Las paredes del estrecho pasillo estaban tapizadas de carteles y anuncios en hangul, el alfabeto coreano. Había un olor amargo y una luz apenas iluminaba el pasillo. Cajas apiladas con verduras que nunca había visto. Una televisión transmitía un drama asiático. Un congelador industrial contenía bolsas de plástico con pescados y carne, y frascos rellenos de kimchi, el curtido de col con chile y especias que no falta en ninguna mesa coreana. Una señora regordeta con mandil hablaba por teléfono al lado de la caja registradora y me observaba de reojo. Un muchacho de lentes acomodaba unos paquetes en uno de los estantes. Me acerqué a él.

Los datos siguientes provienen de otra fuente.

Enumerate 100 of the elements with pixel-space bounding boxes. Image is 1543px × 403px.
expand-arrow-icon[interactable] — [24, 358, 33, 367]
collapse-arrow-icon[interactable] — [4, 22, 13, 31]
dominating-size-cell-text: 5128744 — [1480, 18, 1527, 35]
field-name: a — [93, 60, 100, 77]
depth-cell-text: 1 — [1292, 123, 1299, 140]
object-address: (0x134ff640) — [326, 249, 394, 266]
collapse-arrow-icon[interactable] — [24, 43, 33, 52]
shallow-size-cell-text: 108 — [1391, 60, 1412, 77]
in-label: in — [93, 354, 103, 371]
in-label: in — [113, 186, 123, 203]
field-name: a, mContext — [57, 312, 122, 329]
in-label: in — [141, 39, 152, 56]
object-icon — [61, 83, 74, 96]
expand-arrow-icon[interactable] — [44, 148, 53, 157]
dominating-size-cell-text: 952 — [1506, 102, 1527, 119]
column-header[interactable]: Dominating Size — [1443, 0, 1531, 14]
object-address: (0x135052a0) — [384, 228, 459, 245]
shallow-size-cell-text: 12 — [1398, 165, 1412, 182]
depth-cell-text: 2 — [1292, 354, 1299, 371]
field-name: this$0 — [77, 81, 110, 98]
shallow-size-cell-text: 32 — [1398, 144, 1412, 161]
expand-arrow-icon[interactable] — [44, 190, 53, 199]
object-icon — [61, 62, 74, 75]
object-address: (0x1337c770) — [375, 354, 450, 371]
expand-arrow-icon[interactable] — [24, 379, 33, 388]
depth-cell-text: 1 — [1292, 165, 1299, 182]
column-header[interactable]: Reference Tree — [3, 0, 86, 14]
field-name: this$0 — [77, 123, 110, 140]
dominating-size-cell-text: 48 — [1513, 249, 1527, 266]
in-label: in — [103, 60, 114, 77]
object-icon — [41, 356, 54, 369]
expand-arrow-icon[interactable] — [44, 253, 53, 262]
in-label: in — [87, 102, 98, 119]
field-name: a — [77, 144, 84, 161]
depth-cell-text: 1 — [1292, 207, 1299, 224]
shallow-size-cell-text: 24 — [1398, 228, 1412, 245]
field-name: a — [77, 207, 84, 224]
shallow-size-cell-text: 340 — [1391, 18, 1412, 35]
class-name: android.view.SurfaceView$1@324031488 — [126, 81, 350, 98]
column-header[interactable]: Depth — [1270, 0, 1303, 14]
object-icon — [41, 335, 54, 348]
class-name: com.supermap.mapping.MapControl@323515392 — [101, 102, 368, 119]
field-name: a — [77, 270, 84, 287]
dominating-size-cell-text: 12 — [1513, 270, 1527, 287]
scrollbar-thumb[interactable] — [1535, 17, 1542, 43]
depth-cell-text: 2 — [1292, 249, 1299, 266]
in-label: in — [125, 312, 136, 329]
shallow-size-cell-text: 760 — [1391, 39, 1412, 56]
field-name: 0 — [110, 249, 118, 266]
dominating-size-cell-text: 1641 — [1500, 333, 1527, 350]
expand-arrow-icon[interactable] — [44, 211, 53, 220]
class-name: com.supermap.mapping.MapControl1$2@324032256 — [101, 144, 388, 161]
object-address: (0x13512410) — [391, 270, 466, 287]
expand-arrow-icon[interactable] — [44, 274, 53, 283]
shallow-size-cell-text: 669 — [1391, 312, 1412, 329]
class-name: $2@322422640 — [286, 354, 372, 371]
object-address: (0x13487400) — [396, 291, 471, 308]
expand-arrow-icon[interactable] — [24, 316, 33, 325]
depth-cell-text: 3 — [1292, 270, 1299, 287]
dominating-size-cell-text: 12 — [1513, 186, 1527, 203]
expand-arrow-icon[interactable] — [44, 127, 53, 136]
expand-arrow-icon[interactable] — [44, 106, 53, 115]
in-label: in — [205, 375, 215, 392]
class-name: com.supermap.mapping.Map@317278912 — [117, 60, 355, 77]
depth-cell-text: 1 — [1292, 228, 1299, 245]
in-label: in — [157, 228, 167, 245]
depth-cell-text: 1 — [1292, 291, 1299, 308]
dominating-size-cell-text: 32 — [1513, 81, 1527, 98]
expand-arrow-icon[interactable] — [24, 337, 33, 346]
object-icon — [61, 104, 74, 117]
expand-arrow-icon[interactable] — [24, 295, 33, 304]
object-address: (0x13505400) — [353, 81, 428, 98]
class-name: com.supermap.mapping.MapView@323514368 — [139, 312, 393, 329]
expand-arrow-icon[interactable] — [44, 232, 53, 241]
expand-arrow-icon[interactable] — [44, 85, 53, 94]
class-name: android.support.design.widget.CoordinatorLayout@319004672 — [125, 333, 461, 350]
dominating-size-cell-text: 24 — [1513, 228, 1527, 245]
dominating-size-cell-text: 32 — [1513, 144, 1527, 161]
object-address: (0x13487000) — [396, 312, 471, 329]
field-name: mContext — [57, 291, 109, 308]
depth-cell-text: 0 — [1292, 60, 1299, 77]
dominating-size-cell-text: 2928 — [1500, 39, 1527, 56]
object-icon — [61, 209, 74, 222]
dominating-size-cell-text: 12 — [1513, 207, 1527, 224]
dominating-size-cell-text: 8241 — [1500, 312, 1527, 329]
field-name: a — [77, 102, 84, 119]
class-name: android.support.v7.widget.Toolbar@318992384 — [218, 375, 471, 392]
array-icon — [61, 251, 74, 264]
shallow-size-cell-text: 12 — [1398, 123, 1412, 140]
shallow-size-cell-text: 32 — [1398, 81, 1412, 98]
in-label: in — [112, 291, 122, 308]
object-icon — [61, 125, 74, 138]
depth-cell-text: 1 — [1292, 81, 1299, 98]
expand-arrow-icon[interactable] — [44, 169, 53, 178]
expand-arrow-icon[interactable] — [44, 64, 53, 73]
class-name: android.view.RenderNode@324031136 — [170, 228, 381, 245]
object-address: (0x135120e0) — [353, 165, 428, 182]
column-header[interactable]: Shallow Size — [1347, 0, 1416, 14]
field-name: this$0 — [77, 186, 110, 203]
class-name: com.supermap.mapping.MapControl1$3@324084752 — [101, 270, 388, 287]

-Hola, disculpe, ¿habla español?

Me miró y apenas esbozó un gesto.
-Me gustaría hablar con los dueños, soy periodista.

La señora comenzó a decirle algo al muchacho en tono exaltado. De no sé dónde llegó un señor mexicano.
-Dígame, ¿qué quería? -preguntó.

Expliqué que estaba haciendo un reportaje sobre la comunidad coreana en México y que quería entrevistar a los dueños.
-No, no van a querer -respondió.

Nada logré; tampoco era mi primer intento. La señora volvió al teléfono pero con la mirada ordenó que todos regresaran al trabajo, y yo, al mundo de donde vengo.

En pleno centro de la ciudad de México, entre Chapultepec y Reforma, hay una frontera invisible. Sus habitantes no hablan ni escriben como nosotros, no comen lo mismo, escuchan otro tipo de música y ven telenovelas donde nadie se da un beso. Tienen sus tiendas de víveres y de renta de películas, sus iglesias y escuelas. También tienen su propio médico, dentistas y acupunturistas. Se cortan el cabello sólo en sus estéticas y se divierten en sus cantabares. Aquí han trasladado su modo de vida, sus sabores, su habilidad para los negocios y su cultura.

Quería saber de dónde vienen, qué hacen, por qué se instalaron en México. Entrar a su mundo requiere paciencia, tolerancia, astucia y, de preferencia, un intérprete. Si eres extranjero (mexicano, en este caso), te costará trabajo; pero si eres una mujer que, encima de todo, busca hacerlos hablar, parecería imposible. Poco después descubriría que la pequeña Corea del DF es un viaje al otro lado del mundo sin salir de casa.